Take Lauren Singer, a trendy influencer who can fit her trash from the past few years into a small mason jar. This impressive feat attracts media attention and subsequently creates a precedent for what people who want to live environmentally friendly should do. While impressive, influencers like Singer actually make sustainable living seem unsustainable for the average person. To live in an environmentally friendly way simply means attempting to reduce waste and lessening one’s impact on the environment. Even though these activist’s extremes amass a disproportionate amount of media attention, there are still plenty of useful sites and social media accounts that can guide you to living a sustainable lifestyle.
If you look at how climate change is covered on the news, you often find stories on people like Singer. These environmentalists do a great job at living sustainably, but the reason they are on the news is because of how extreme their life changes have been. In an ideal world, everyone would put tens of thousands of dollars towards things like solar panels or buying an electric car, but due to multiple socio-economic factors, that is not a realistic expectation.
Instead of having a minority of people make huge life changes, it would be more beneficial for everyone to make small life changes. Living in an environmentally friendly way has become easier and easier as more resources become available on the internet. There are countless resources online, allowing you to find solutions that fit your situation. Below I’m going to talk about a few resources that really helped me realize what my environmental impact is and how I should combat that impact in my day to day life.
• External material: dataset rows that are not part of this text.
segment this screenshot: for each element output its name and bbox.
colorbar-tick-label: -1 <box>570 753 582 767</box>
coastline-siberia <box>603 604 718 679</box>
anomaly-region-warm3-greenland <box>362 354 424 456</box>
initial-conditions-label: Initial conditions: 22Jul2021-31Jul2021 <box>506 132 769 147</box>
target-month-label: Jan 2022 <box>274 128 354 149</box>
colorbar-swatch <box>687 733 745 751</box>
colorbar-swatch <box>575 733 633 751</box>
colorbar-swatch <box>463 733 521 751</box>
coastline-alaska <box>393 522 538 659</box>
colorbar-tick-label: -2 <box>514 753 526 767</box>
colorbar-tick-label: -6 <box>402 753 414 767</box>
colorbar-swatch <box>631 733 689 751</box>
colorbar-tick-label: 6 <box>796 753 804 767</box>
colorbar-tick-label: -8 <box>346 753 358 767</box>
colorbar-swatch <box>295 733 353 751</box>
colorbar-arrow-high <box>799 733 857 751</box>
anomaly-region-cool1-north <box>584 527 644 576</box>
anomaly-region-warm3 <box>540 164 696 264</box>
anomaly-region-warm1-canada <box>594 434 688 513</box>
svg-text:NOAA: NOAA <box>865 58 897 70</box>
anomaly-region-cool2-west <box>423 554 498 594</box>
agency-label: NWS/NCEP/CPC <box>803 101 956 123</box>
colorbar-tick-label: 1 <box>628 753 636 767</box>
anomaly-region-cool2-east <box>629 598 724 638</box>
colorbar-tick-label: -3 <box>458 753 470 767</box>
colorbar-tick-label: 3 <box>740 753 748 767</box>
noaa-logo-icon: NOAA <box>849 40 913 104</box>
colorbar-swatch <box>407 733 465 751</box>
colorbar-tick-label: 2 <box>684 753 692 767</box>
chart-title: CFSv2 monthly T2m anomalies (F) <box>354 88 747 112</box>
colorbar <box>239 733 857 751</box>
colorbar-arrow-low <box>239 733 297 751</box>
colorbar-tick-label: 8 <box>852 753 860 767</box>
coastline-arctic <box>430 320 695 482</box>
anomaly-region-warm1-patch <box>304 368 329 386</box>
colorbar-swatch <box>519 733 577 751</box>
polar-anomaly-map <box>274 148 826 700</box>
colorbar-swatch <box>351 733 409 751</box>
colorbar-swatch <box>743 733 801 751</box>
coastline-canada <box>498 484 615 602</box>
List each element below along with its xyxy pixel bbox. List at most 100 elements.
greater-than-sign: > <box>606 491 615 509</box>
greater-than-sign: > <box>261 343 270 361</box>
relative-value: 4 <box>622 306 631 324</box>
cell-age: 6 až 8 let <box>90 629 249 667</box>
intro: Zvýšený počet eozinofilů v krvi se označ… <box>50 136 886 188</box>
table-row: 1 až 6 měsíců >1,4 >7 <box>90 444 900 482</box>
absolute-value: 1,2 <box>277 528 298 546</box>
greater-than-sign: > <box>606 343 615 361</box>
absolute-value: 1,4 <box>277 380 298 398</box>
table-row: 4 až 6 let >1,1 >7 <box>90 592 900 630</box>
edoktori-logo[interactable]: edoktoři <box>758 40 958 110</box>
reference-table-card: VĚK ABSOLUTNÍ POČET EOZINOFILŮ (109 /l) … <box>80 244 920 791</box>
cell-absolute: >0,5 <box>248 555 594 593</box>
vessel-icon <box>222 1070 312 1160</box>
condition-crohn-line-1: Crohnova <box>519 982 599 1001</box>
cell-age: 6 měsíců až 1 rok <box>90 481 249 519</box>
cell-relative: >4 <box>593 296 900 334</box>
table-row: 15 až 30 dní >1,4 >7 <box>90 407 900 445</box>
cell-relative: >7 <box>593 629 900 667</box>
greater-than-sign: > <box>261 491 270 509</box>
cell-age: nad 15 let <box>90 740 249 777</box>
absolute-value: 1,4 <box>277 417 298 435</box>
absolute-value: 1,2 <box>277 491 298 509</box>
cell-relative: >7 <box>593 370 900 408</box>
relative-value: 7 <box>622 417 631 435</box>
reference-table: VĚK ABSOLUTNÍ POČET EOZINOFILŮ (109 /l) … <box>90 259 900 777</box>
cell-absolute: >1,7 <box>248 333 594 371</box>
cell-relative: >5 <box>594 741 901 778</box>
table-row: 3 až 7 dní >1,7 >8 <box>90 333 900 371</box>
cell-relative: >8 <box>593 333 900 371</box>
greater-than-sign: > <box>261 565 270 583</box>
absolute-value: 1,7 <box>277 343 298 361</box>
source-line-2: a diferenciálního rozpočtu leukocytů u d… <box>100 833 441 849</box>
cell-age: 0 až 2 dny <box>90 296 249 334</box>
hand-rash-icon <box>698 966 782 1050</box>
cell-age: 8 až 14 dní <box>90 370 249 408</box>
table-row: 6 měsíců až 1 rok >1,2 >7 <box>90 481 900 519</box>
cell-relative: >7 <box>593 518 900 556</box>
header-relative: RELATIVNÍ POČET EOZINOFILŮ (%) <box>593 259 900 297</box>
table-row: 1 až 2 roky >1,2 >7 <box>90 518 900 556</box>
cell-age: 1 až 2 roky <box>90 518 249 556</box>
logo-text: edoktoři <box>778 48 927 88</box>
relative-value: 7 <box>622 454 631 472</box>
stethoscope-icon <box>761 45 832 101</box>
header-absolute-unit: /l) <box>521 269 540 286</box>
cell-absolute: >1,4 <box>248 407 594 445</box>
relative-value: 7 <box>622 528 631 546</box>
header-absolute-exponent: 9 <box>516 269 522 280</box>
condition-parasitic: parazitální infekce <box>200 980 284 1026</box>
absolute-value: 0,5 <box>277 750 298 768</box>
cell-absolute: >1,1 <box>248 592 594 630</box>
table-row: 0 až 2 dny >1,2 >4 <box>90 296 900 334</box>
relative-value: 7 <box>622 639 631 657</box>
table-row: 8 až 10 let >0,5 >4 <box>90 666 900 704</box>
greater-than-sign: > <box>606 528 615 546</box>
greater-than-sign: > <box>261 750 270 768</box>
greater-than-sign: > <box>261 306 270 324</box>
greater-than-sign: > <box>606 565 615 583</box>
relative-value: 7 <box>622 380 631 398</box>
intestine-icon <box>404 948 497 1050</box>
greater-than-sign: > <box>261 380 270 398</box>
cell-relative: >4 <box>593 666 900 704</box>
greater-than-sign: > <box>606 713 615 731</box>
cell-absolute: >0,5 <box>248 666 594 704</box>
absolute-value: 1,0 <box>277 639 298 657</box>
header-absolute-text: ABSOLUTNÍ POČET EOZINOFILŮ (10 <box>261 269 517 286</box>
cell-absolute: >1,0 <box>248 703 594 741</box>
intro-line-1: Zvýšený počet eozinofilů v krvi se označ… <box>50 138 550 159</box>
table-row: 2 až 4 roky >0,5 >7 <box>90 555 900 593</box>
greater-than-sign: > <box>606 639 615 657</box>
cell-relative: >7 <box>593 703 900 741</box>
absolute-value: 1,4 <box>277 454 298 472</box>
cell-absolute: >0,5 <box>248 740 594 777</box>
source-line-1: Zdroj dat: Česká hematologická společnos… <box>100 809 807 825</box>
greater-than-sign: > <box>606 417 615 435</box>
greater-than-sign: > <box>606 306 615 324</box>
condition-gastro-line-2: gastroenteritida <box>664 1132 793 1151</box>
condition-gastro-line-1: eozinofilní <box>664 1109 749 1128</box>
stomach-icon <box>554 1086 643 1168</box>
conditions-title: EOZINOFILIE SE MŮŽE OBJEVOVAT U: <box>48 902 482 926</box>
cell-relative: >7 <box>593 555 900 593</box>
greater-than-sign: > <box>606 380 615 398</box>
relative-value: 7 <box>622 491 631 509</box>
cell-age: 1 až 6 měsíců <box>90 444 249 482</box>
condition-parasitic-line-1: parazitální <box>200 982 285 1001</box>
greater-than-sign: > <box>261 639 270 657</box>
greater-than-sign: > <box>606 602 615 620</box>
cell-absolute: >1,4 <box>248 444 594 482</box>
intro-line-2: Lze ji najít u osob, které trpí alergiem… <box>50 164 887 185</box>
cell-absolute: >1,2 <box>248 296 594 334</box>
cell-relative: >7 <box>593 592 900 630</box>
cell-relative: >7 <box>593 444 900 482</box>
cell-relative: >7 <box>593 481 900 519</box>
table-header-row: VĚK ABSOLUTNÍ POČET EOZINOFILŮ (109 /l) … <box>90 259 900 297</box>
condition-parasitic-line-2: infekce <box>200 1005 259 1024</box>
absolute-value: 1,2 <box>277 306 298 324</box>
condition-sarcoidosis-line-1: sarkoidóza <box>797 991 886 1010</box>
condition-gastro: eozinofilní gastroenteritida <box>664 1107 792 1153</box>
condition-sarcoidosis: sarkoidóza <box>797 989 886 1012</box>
My favorite resource for environmental information is Monterey Bay Aquarium Seafood Watch. If you don’t eat seafood, this resource isn’t that helpful, but if you do, it provides shocking insight into the sustainability of seafood. The Monterey Bay Aquarium in California runs this program to help consumers understand what seafood products are sustainable and which one aren’t. You can enter the name of any seafood and the database will generate which species of that animal are “the Best Choice,” “Certified,” a “Good Alternative,” and which ones to avoid. These suggestions are based on multiple factors such as where the product was caught, how it was raised, its effect on its habitat, whether it’s an invasive species or not, etc. Even if you do not care how your seafood affected its environment, the Seafood Watch database will tell you how safe or toxic that product is for you to eat.
My second favorite resource is the Sustainability Consortium. Even though you need to become a member for full access to their site, they still provide interesting snapshots on how different products affect the environment. The Consortium analyzes products from beef to jam, offering a great overview on most things people will use in their day to day life.
Even if you don’t want to make any changes at your home, making changes at Mount Greylock will be just as impactful. Small actions like minimizing our use of paper towels, taking the bus to school, or even bringing your lunch in reusable plastics can make a huge difference in our school’s environmental footprint.
In short, making changes to be more environmentally friendly doesn’t need to be the life altering decision that the media tends to display. Everyone’s life is different, and what they can and cannot change is a product of that difference. All we can do as community members, but more importantly as citizens, is to educate ourselves on our own environmental impact and make changes accordingly.